Impose GST on Imports: From a GST perspective, imposing GST on both local and imported inputs would neutralize the tax’s impact. However, this would require fixing the refund system, which has been a longstanding issue. Delays and incomplete refunds create cash flow problems for producers and need urgent attention.
Delays and Incomplete Refunds: Producers continue to face delays and incomplete refunds. To maintain the credibility and efficiency of the GST system, urgent action is needed to ensure timely and full refunds. International examples and FBR consultants suggest that digitization is key to resolving this issue. By using algorithms to reconcile inputs and outputs and allowing instant refunds for qualified transactions, liquidity can be improved while ensuring tax compliance.
Export Trends and Policy Stability: Data shows a concerning decline in exports as a percentage of GDP. Policy instability, particularly changes in tariffs and taxes, negatively impacts exports. The Haque Tax Commission’s report stresses that tax policy stability is critical for investment and growth. Policymakers must consider the long-term consequences of volatile policies, particularly in the area of taxes.
Importance of a Realistic Exchange Rate: Econometric results show that maintaining a realistic exchange rate is vital for export growth. A stable and competitive exchange rate significantly impacts export performance.
Low Tariffs and Global Integration: Low tariffs and trade openness can help integrate Pakistan’s value chain into the global value chain, benefiting exporters and local industries.
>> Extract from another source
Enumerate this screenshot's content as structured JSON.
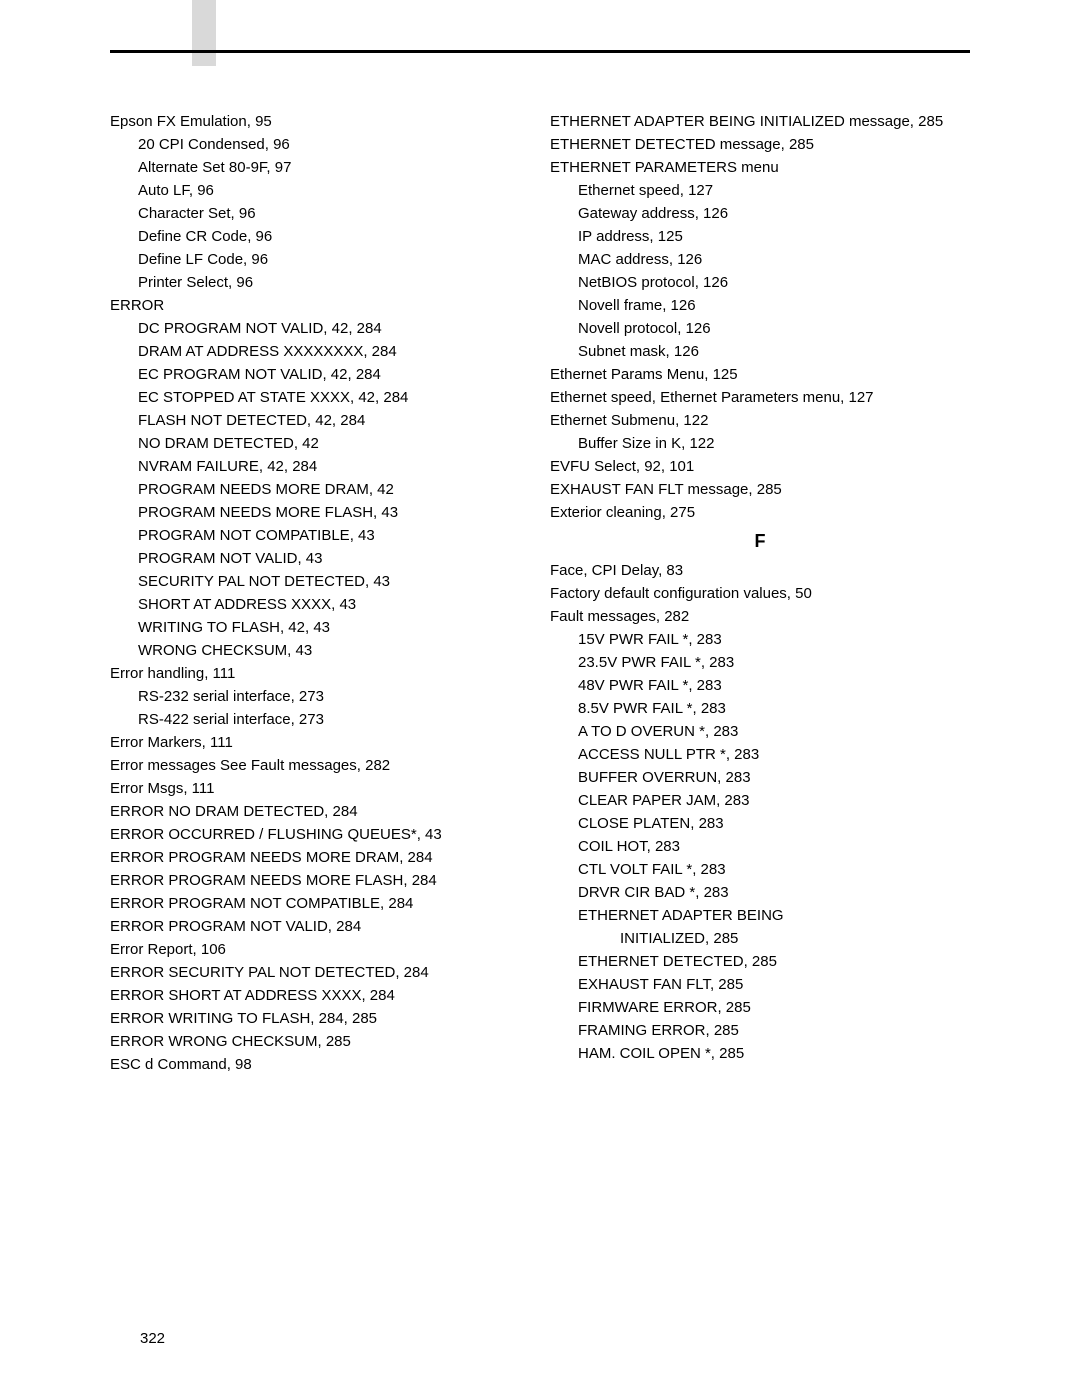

“We urge you to carefully review the findings and take immediate action to address these critical issues,” Shahid Sattar emphasized. “The viability of Pakistan’s textile sector—and the livelihoods of millions—depends on swift and effective intervention. Restoring a level playing field for local inputs, ensuring timely and full refunds, and implementing the recommended reforms are essential to preventing further damage to the sector.”